Gli oggetti di grandi dimensioni non sono più un problema per le stampanti 3D grazie a BlackBelt che usa una testina di stampa angolata e un piano in movimento

Le dimensioni contano. Anche nella stampa 3D, soprattutto nella stampa 3D. Per anni questa tecnologia è stata accusata di produrre oggetti troppo piccoli, ideali per i prototipi ma non per le “grandi opere”. Negli ultimi tempi, però, è sempre più facile vedere delle stampanti per grandi formati.

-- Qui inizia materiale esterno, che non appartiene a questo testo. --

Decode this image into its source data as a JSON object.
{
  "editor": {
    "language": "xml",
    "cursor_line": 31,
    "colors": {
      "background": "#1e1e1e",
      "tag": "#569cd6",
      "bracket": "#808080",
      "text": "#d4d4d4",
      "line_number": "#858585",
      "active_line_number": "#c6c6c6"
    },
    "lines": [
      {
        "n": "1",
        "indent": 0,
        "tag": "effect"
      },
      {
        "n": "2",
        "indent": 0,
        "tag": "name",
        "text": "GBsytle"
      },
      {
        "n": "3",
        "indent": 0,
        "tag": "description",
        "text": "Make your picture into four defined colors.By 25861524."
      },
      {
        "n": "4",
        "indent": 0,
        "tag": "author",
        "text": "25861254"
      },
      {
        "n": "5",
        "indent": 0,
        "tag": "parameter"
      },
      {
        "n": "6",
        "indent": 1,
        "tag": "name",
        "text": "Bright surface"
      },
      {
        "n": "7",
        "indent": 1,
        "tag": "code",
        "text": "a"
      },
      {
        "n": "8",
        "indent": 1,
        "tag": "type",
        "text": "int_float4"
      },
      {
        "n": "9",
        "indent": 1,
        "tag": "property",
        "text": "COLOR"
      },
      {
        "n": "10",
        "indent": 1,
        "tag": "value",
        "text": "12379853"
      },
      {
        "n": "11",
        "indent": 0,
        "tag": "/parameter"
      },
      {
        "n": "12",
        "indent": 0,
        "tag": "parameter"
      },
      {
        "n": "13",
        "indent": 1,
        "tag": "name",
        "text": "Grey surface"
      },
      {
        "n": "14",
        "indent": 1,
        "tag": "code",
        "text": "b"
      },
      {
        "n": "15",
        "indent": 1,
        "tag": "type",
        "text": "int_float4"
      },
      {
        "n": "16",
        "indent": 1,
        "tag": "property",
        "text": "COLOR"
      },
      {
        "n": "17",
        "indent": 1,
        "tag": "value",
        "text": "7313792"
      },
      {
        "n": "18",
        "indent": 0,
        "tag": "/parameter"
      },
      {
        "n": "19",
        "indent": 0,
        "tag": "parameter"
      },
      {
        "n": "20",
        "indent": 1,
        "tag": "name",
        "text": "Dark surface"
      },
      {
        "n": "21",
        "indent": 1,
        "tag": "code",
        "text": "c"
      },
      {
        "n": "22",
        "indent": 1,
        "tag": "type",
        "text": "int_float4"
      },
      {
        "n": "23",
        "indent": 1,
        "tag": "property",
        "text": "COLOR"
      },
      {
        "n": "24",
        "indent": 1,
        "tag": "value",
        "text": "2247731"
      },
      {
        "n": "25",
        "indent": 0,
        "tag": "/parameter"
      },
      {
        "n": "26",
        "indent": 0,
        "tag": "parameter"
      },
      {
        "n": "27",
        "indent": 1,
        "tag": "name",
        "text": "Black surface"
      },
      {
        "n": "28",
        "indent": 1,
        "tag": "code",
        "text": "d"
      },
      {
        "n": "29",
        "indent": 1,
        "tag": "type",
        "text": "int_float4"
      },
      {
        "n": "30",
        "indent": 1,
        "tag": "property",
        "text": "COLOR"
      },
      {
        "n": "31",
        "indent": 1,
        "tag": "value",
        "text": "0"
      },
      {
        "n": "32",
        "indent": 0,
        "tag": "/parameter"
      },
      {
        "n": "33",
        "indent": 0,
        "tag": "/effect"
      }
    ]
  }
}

Tra le nuove stampanti 3D che non hanno limiti per le dimensioni troviamo la BlackBelt 3D. Per realizzare gli oggetti, la stampante utilizza un nastro a scorrimento, molto simile a quello dove ogni giorno poggiamo i prodotti alla cassa dei supermercati. In pratica si tratta di un sistema di stampa in continuo movimento che permette la creazione di oggetti anche molto grandi. La testina di stampa è posizionata su un braccio meccanico con un’angolazione tale da permettere la realizzazione di oggetti e parti in grande scala senza dover spostare il prodotto. Nel concreto cosa si può realizzare con la BlackBelt? Sedie di design, chitarre e tantissimi altri oggetti.

BlackBelt 3D

Nonostante la possibilità di realizzare oggetti molto grandi il prezzo della BlackBelt 3D non è eccessivamente alto. Per acquistarla sono, infatti, necessari 10.600 dollari. In pratica poco più di 9 mila euro. A dirla tutta non si tratta della prima stampante in piano. Ovvero capace di realizzare prodotti su una superfice in movimento. Lo stesso compito lo svolge anche la Novel 3D. A differenza della Novel 3D, che è stata recentemente sviluppata grazie a una campagna sul sito di crowdfunding Kickstarter, la BlackBelt 3D ha meno limiti in altezza e larghezza. Proprio grazie all’angolazione della testina di stampa rispetto al piano di lavoro.